Whenever Gillian was frustrated or restless, she went out at night to hunt, alone. Few people knew she did so, save for one or two of her clansmen—Callum MacLeod and his brother Tam had found her in the wood one night with a brace of pheasants over her shoulder and a smudge of blood on her cheek. They hadn’t asked any questions. They’d simply accompanied her and made sure she was safe. They saw at whose doorstep she left her kill. Then they followed her home, silently, without questioning why or how she knew that particular household needed food and was too proud to ask the Fearsome MacLeod for help.

She was always back in her bed before anyone knew she’d been gone.

Callum didn’t tell her father. On occasion she found him waiting for her, and he’d silently go along with her—or he’d simply let her pass when he sensed she needed her solitude.

She loved the wood at night, was truly invisible in the darkness, yet more alive than she was by day, at home, embroidering or reading or listening to her sisters’ endless advice.

And now she needed a chance to run through the dark with her bow in her hand, her dirk hidden away in her sleeve, to have time to think, to be out under the moon and stars with the night wind cooling her face. She had no fear of being caught or harmed on Sinclair land. She was quiet as a mouse.
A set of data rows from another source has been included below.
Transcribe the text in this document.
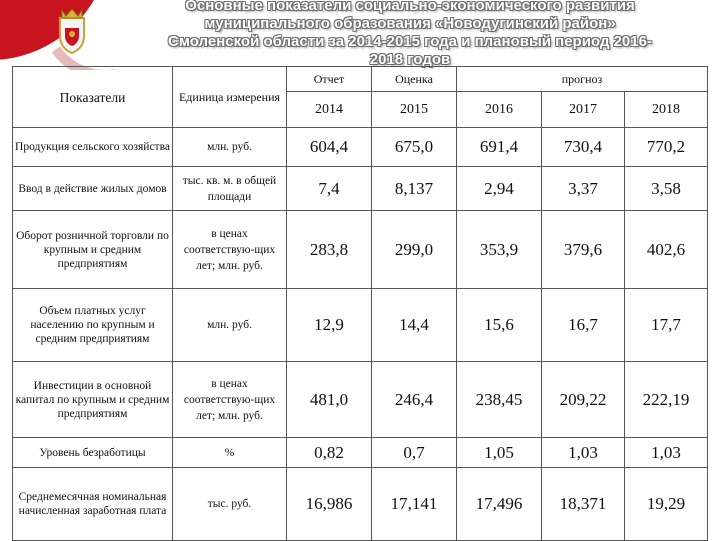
Основные показатели социально-экономического развития
муниципального образования «Новодугинский район»
Смоленской области за 2014-2015 года и плановый период 2016-
2018 годов
Показатели	Единица измерения	Отчет	Оценка	прогноз		
		2014	2015	2016	2017	2018
Продукция сельского хозяйства	млн. руб.	604,4	675,0	691,4	730,4	770,2
Ввод в действие жилых домов	тыс. кв. м. в общей площади	7,4	8,137	2,94	3,37	3,58
Оборот розничной торговли по крупным и средним предприятиям	в ценах соответствую-щих лет; млн. руб.	283,8	299,0	353,9	379,6	402,6
Объем платных услуг населению по крупным и средним предприятиям	млн. руб.	12,9	14,4	15,6	16,7	17,7
Инвестиции в основной капитал по крупным и средним предприятиям	в ценах соответствую-щих лет; млн. руб.	481,0	246,4	238,45	209,22	222,19
Уровень безработицы	%	0,82	0,7	1,05	1,03	1,03
Среднемесячная номинальная начисленная заработная плата	тыс. руб.	16,986	17,141	17,496	18,371	19,29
All she could think of was John Erly, how he’d looked at her as if he really saw her, not her expensive clothes, or the fact she was Donal MacLeod’s daughter or Fia’s sister. He’d looked at her the way a man looks at a woman. There was none of the careful deference the MacLeod men showed her. And there was none of the slight dismay she’d read in the eyes of Edinburgh strangers when they’d seen how carefully her father and sisters protected her, stayed by her side, and answered questions for her, as if she was slow-witted or so shy she might break in half if she had to speak aloud on her own.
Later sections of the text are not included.